Because it's a facsimile, the pages are tinted brown, and it has the original double columns of small print, so has been a bit difficult to read.
Nonetheless, it is an inspiring book, and an uplifting one. For those who don't know, Nunquam was the editor of The Clarion newspaper - a popular socialist paper from 1891 to the First World war, when it lost sales because of its support for the war, in contrast to most other, more internationalist, socialists, though it lasted to 1931.
I had thought that Merrie England was a compilation of a series of columns by Nunquam in the paper, but I now find that the dates show that it was a book first, later serialised in The Clarion.
It takes the form of a series of expositions addressed to John Smith, an Oldham weaver, representing an everyman. Nunquam addresses the concerns and misconceptions of socialism which working people might have (so many of them still apply today), and explores the fundamental paradoxes of capitalism, and how they lead to inequality, before describing how John might join with his colleagues to achieve the socialism which would benefit them.

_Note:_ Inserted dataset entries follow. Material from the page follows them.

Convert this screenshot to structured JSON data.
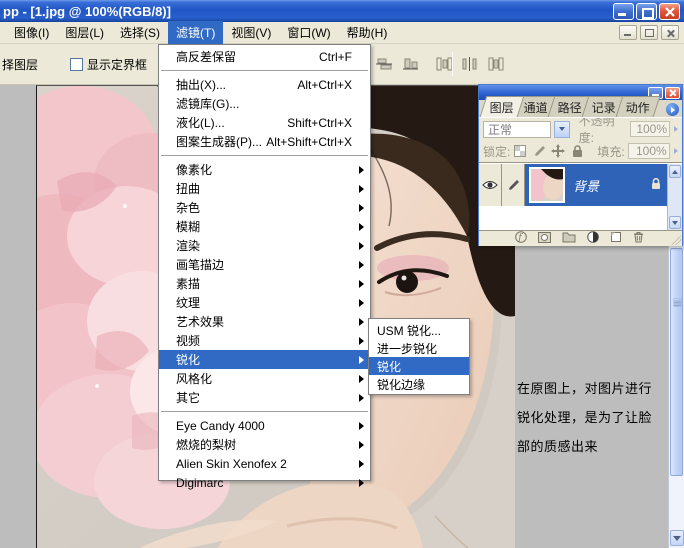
{
  "window": {
    "title": "pp - [1.jpg @ 100%(RGB/8)]"
  },
  "menubar": {
    "items": [
      {
        "label": "图像(I)"
      },
      {
        "label": "图层(L)"
      },
      {
        "label": "选择(S)"
      },
      {
        "label": "滤镜(T)",
        "active": true
      },
      {
        "label": "视图(V)"
      },
      {
        "label": "窗口(W)"
      },
      {
        "label": "帮助(H)"
      }
    ]
  },
  "options_bar": {
    "auto_select_label": "择图层",
    "show_bounds_label": "显示定界框",
    "show_bounds_checked": false
  },
  "filter_menu": {
    "items": [
      {
        "label": "高反差保留",
        "shortcut": "Ctrl+F"
      },
      {
        "label": "抽出(X)...",
        "shortcut": "Alt+Ctrl+X"
      },
      {
        "label": "滤镜库(G)...",
        "shortcut": ""
      },
      {
        "label": "液化(L)...",
        "shortcut": "Shift+Ctrl+X"
      },
      {
        "label": "图案生成器(P)...",
        "shortcut": "Alt+Shift+Ctrl+X"
      },
      {
        "label": "像素化"
      },
      {
        "label": "扭曲"
      },
      {
        "label": "杂色"
      },
      {
        "label": "模糊"
      },
      {
        "label": "渲染"
      },
      {
        "label": "画笔描边"
      },
      {
        "label": "素描"
      },
      {
        "label": "纹理"
      },
      {
        "label": "艺术效果"
      },
      {
        "label": "视频"
      },
      {
        "label": "锐化",
        "selected": true
      },
      {
        "label": "风格化"
      },
      {
        "label": "其它"
      },
      {
        "label": "Eye Candy 4000"
      },
      {
        "label": "燃烧的梨树"
      },
      {
        "label": "Alien Skin Xenofex 2"
      },
      {
        "label": "Digimarc"
      }
    ]
  },
  "sharpen_submenu": {
    "items": [
      {
        "label": "USM 锐化..."
      },
      {
        "label": "进一步锐化"
      },
      {
        "label": "锐化",
        "selected": true
      },
      {
        "label": "锐化边缘"
      }
    ]
  },
  "layers_palette": {
    "tabs": [
      {
        "label": "图层",
        "active": true
      },
      {
        "label": "通道"
      },
      {
        "label": "路径"
      },
      {
        "label": "记录"
      },
      {
        "label": "动作"
      }
    ],
    "blend_mode": "正常",
    "opacity_label": "不透明度:",
    "opacity_value": "100%",
    "lock_label": "锁定:",
    "fill_label": "填充:",
    "fill_value": "100%",
    "layer": {
      "name": "背景",
      "locked": true
    }
  },
  "annotation": {
    "lines": [
      "在原图上，对图片进行",
      "锐化处理，是为了让脸",
      "部的质感出来"
    ]
  },
  "colors": {
    "menu_highlight": "#316ac5",
    "titlebar_blue": "#2a60cc",
    "workspace_gray": "#bdbdbd",
    "layer_selection": "#2e63b8"
  }
}
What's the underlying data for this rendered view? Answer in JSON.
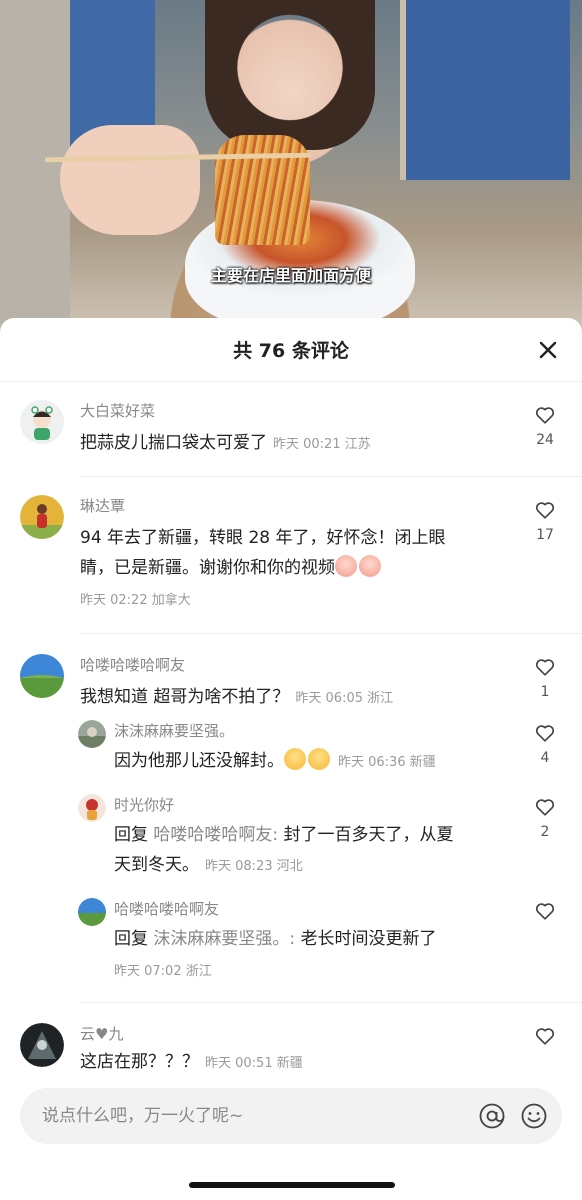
{
  "video": {
    "subtitle": "主要在店里面加面方便"
  },
  "sheet": {
    "title": "共 76 条评论"
  },
  "comments": [
    {
      "name": "大白菜好菜",
      "text": "把蒜皮儿揣口袋太可爱了",
      "meta": "昨天 00:21 江苏",
      "likes": "24"
    },
    {
      "name": "琳达覃",
      "text": "94 年去了新疆，转眼 28 年了，好怀念！闭上眼",
      "text2": "睛，已是新疆。谢谢你和你的视频",
      "meta": "昨天 02:22 加拿大",
      "likes": "17"
    },
    {
      "name": "哈喽哈喽哈啊友",
      "text": "我想知道  超哥为啥不拍了？",
      "meta": "昨天 06:05 浙江",
      "likes": "1"
    },
    {
      "name": "云♥九",
      "text": "这店在那？？？",
      "meta": "昨天 00:51 新疆"
    }
  ],
  "replies": [
    {
      "name": "沫沫麻麻要坚强。",
      "text": "因为他那儿还没解封。",
      "meta": "昨天 06:36 新疆",
      "likes": "4"
    },
    {
      "name": "时光你好",
      "prefix": "回复",
      "target": "哈喽哈喽哈啊友:",
      "text": " 封了一百多天了，从夏",
      "text2": "天到冬天。",
      "meta": "昨天 08:23 河北",
      "likes": "2"
    },
    {
      "name": "哈喽哈喽哈啊友",
      "prefix": "回复",
      "target": "沫沫麻麻要坚强。:",
      "text": " 老长时间没更新了",
      "meta": "昨天 07:02 浙江"
    }
  ],
  "input": {
    "placeholder": "说点什么吧，万一火了呢~"
  },
  "icons": {
    "close": "close-icon",
    "like": "heart-outline-icon",
    "mention": "at-icon",
    "emoji": "smiley-icon"
  }
}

The style catches on to a growing movement of the time towards workers' self-education, which has its lasting effects in the public library system, and organisations such as WEA. So, despite the format of the author explaining to the worker, it never strays into being patronising, despite using everyday language to express quite complex ideas.
Well worth a read, as an insight into the ethical socialism of Morris, Hyndman et al, as well as a documentary record of current conditions in England at the time.
I also have an original copy of the companion volume, Dismal England, which I started reading last year, but it is hard to get through, because it is unpleasant to think that humans can treat others in the way described.